Schapenhouderij Teakesyl
Een eigen bedrijf opbouwen. Dat is voor Durk belangrijker dan veel geld verdienen.
MTS. Durk en Heidi van der Werf in Sondel hebben
800 schapen.
Koeien melken zag hij al niet meer zitten toen hij veertien jaar oud was. Elke dag twee keer melken, zeven dagen per week. ,,Mijn broer melk nu drie keer per dag, dat is bijna 1.100 keer per jaar”, rekent Durk van der Werf (41) in Sondel voor.
. ,,En dat twee uur per keer, dat zie ik niet zitten. Wie niet van melken houdt, kan geen melkveehouder zijn. “toch wilde hij boer worden. Een wens die bleef kriebelen, ook in de jaren dat hij buiten de landbouw goed geld verdiende. Eigen baas zijn, dat is iets bijzonders. De jaarlijkse cyclus van schapen sprak hem meer aan dan het dagritme bij de melkkoeien. ,,Soms die drukte, dan weer de rust, dat past beter bij me.”
In 1990 begonnen Durk en zij vrouw Heidi een schaapkudde op te bouwen; Swifters. Ze namen de schapen over van zijn vader (150 ooien) en oom (50 ooien), die zelf allebei hun hoofdberoep in de melkveehouderij hadden. In middels zijn er 800 ooien. Voor de financiën hadden ze beter een andere tak kunnen kiezen. Van het bedrijfsplan dat in 1990 voor de start is opgesteld, is volgens Durk het financiële plaatje nog niet gerealiseerd. ,,De jaren voor 1990 waren goed, daarna was het pet.
Alleen de laatste twee jaar zijn de prijzen wat beter.

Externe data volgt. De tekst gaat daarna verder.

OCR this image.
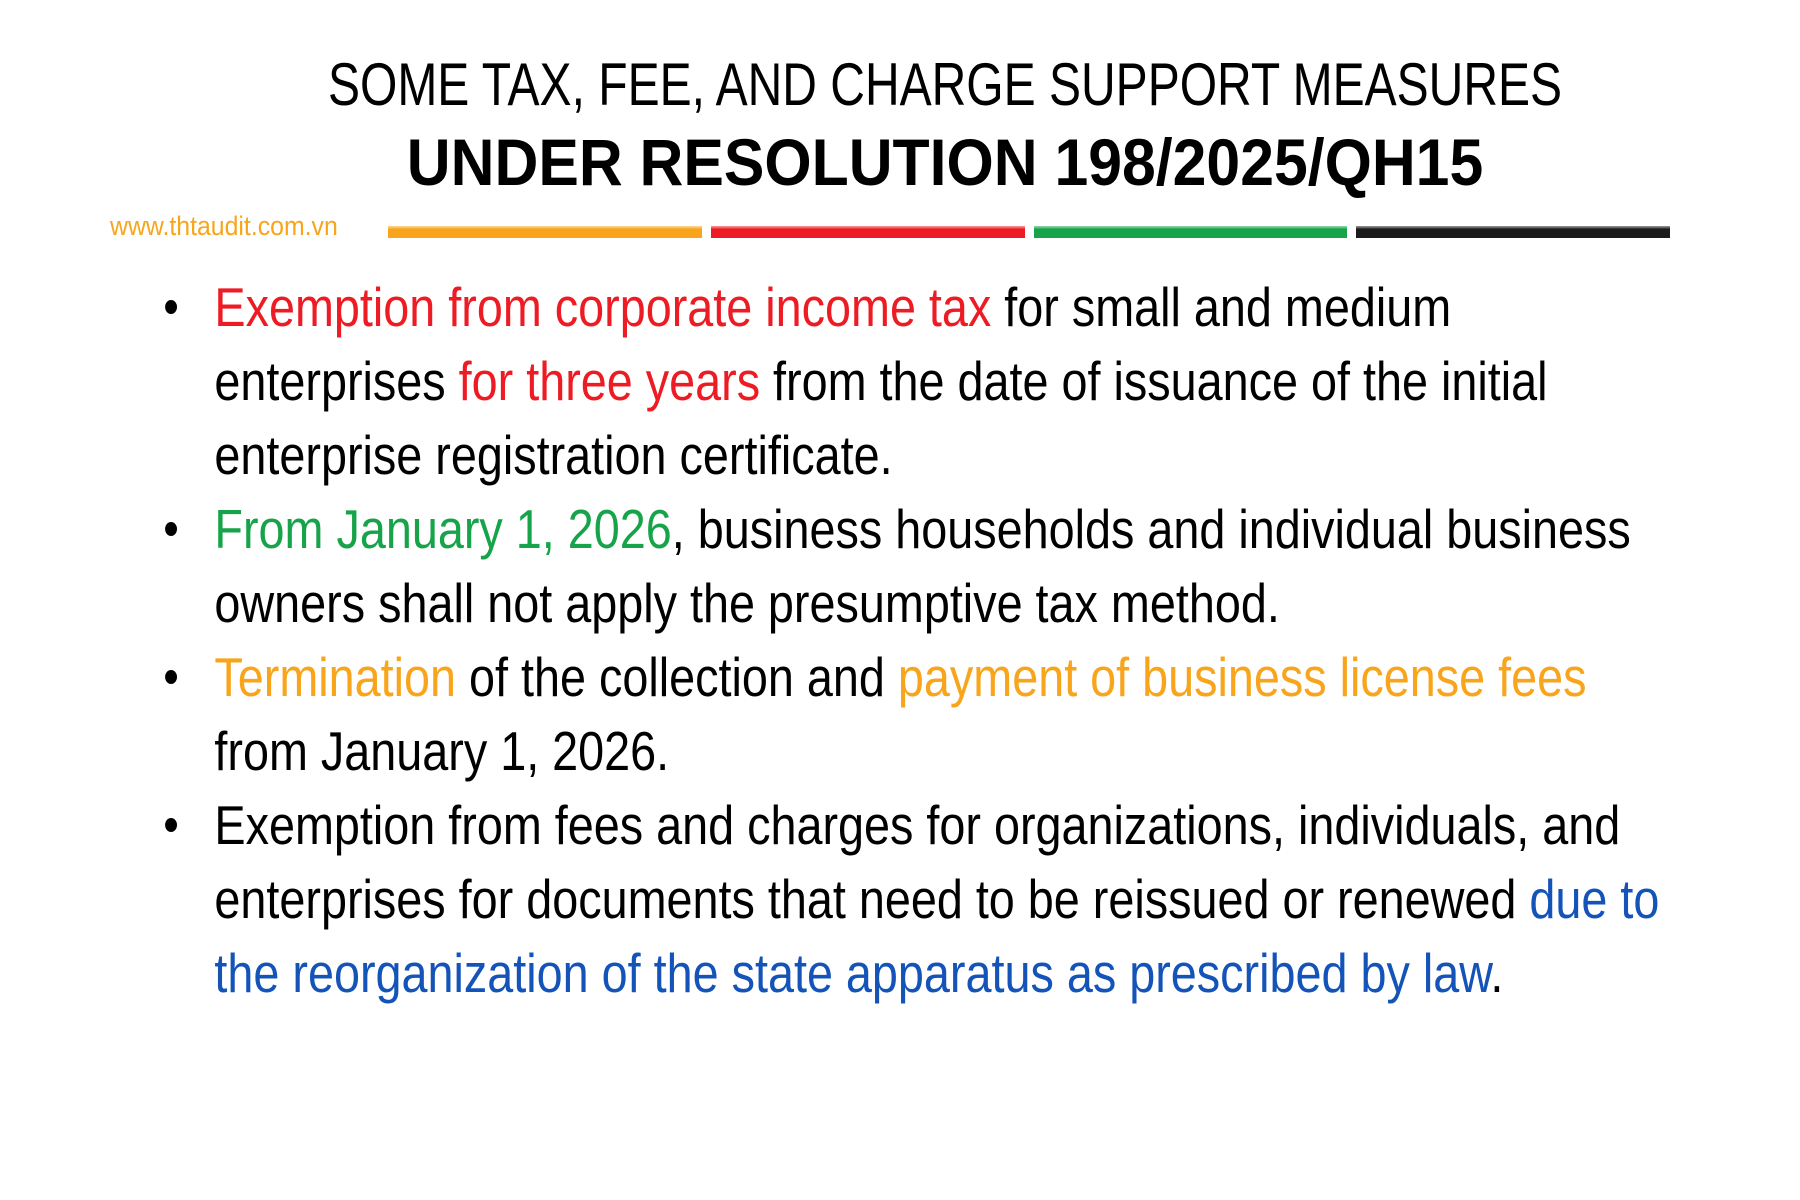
SOME TAX, FEE, AND CHARGE SUPPORT MEASURES
UNDER RESOLUTION 198/2025/QH15
www.thtaudit.com.vn
Exemption from corporate income tax for small and medium enterprises for three years from the date of issuance of the initial enterprise registration certificate.
From January 1, 2026, business households and individual business owners shall not apply the presumptive tax method.
Termination of the collection and payment of business license fees from January 1, 2026.
Exemption from fees and charges for organizations, individuals, and enterprises for documents that need to be reissued or renewed due to the reorganization of the state apparatus as prescribed by law.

Als dat zo doorgaat, komt het financieel toch nog wel goed.” Maar de guldens zijn niet de enige dat tevredenheid kan oproepen. Trots spreekt uit de afsluitende opmerking van Durk: ,,Als ik nu tussen de schapen loop dan denk ik toch dat we een redelijk bedrijf hebben opgebouwd.”
Van der Werf zou nog beter de spreken zijn als de ooien jaarlijks gemiddeld meer dan twee lammeren ter wereld zouden brengen. Momenteel ligt dat aantal op 1,9. ,,Dat is aan de gewone kant”, meent hij. ,,Er zijn fokkers met 50 dieren die een lam hoger zitten. ”Oorzaken voor die verschillen zijn de schaalgrootte, maar ook de nog onevenwichtige opbouw van de ooistapel. Er zij vrij veel jongen dieren. Maar hij wil niet ten koste van alles de productie opvoeren. Zo kiest hij er niet voor om de ooien driemaal per twee jaar te laten lammeren. ,,Dan lopen de houderij-kosten te sterk op.” Hij wil de ooien zelfs wat later laten lammeren, om de kosten te drukken. ,,Tussen maart en half mei, dan kan ik de lammeren in de herfst verkopen, bijna zonder kosten.”